Berlin/München – Viel Grund zur Freude gibt es nach einer krachenden Abwahl selten. Aber wenigstens eine Aussicht hat CDU und CSU nach der verlorenen Bundestagswahl getröstet: künftig „Union pur“ betreiben zu können, also Klartext statt Kompromiss-Matsche. Vor allem im Bereich der Migrationspolitik soll es wieder ein schärferes Profil geben. Erste Eckpunkte dafür legt nun die CSU vor.
In einer Klausur wollen die Bundestagsabgeordneten ein umfassendes Strategiepapier beschließen. Die Aussagen zu Flucht und Sicherheit liegen unserer Zeitung vorab vor. Die CSU stemmt sich vor allem gegen zusätzliche Anreize, nach Deutschland zu kommen – eine Absage an die Ampel-Willkommenskultur.
„Wir wollen Humanität und Ordnung bei der Migration mit klaren Regeln“, sagt Landesgruppenchef Alexander Dobrindt. „Die links-gelbe Politik einer Migration ohne Integration lehnen wir klar ab. Migration ohne Integration bedeutet mehr Spaltung und weniger Solidarität – und erfolgreiche Integration beginnt mit der Ordnung der Migration.“
Kern des Konzepts ist die oft geforderte, aber nie lückenlos umgesetzte Logik, über Einwanderung an der EU-Außengrenze zu entscheiden. „Nach Europa kann nur kommen, wer einen berechtigten Asylanspruch hat“, steht im Entwurf des Beschlusspapiers. „Wir wollen deshalb schon bei Ankunft an den EU-Außengrenzen entscheiden, wer einen berechtigten Flüchtlingsstatus hat und wer nicht.“ Dann werde zurückgewiesen.
Klar stellt sich die CSU gegen das „Spurwechsel“-Konzept, das die Ampel verfolgen will. Man lehne die „Vermischung von Asyl und Arbeitsmigration“ ab, heißt es im Entwurf. Dabei geht es um die Frage, ob gut integrierte, berufstätige Asylbewerber, deren Asylantrag endgültig abgelehnt wird, trotzdem ein Bleiberecht bekommen. In Teilen der Wirtschaft gibt es dafür, gerade mit Blick auf den Mangel an Arbeitskräften in bestimmten Branchen, große Sympathie. Auch Schleswig-Holsteins Ministerpräsident Daniel Günther (CDU) hatte dafür geworben. Die CSU stellt sich nun eindeutig dagegen. Das ist auch die Linie von CDU-Chef Friedrich Merz. Man müsse klar trennen zwischen einer Einwanderung in den Arbeitsmarkt und einer humanitären Flüchtlingspolitik, sagte er schon 2021.

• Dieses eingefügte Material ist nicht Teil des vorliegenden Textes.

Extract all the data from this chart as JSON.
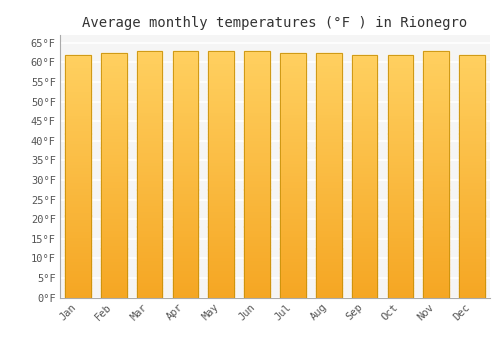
{
  "title": "Average monthly temperatures (°F ) in Rionegro",
  "months": [
    "Jan",
    "Feb",
    "Mar",
    "Apr",
    "May",
    "Jun",
    "Jul",
    "Aug",
    "Sep",
    "Oct",
    "Nov",
    "Dec"
  ],
  "values": [
    62,
    62.5,
    63,
    63,
    63,
    63,
    62.5,
    62.5,
    62,
    62,
    63,
    62
  ],
  "ylim": [
    0,
    67
  ],
  "yticks": [
    0,
    5,
    10,
    15,
    20,
    25,
    30,
    35,
    40,
    45,
    50,
    55,
    60,
    65
  ],
  "ytick_labels": [
    "0°F",
    "5°F",
    "10°F",
    "15°F",
    "20°F",
    "25°F",
    "30°F",
    "35°F",
    "40°F",
    "45°F",
    "50°F",
    "55°F",
    "60°F",
    "65°F"
  ],
  "bar_color_bottom": "#F5A623",
  "bar_color_top": "#FFD060",
  "bar_edge_color": "#C8910A",
  "background_color": "#ffffff",
  "plot_bg_color": "#f5f5f5",
  "grid_color": "#ffffff",
  "title_fontsize": 10,
  "tick_fontsize": 7.5,
  "title_font": "monospace",
  "tick_font": "monospace",
  "bar_width": 0.72
}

Die Union lehnt zudem in Dobrindts Konzept schroff ab, dass auf eine verpflichtende Identitätsprüfung verzichtet wird. Eine Versicherung an Eides statt ersetze keine Papiere und keine vollständige Mitwirkung im Asylverfahren. „Geklärte Identität ist eine Grundvoraussetzung.“ Die Sorge der CSU: mehr Migranten ohne Papiere, deren „Versicherung an Eides statt“ nicht überprüft werden soll.
Die CSU stellt sich außerdem gegen eine Ausweitung der doppelten Staatsbürgerschaft. Generell sollen die Hürden für den Erhalt des deutschen Passes nicht gesenkt werden: „Wir halten an den bisherigen Voraussetzungen zur Dauer des Aufenthaltes in Deutschland und die Einordnung in deutsche Lebensverhältnisse fest.“
Die Klausur der Christsozialen, traditionell im Januar in Kreuth (später: Kloster Seeon), beginnt nun morgen in Berlin. Als externer Gast ist Merz vorgesehen, der erste größere Auftritt seit seiner nun offiziellen Bestätigung per Briefwahl. Der Januar-Termin war geplatzt, weil bei Dobrindt und mehreren Mitarbeitern sowie einem ausländischen Gast die PCR-Tests positiv anschlugen.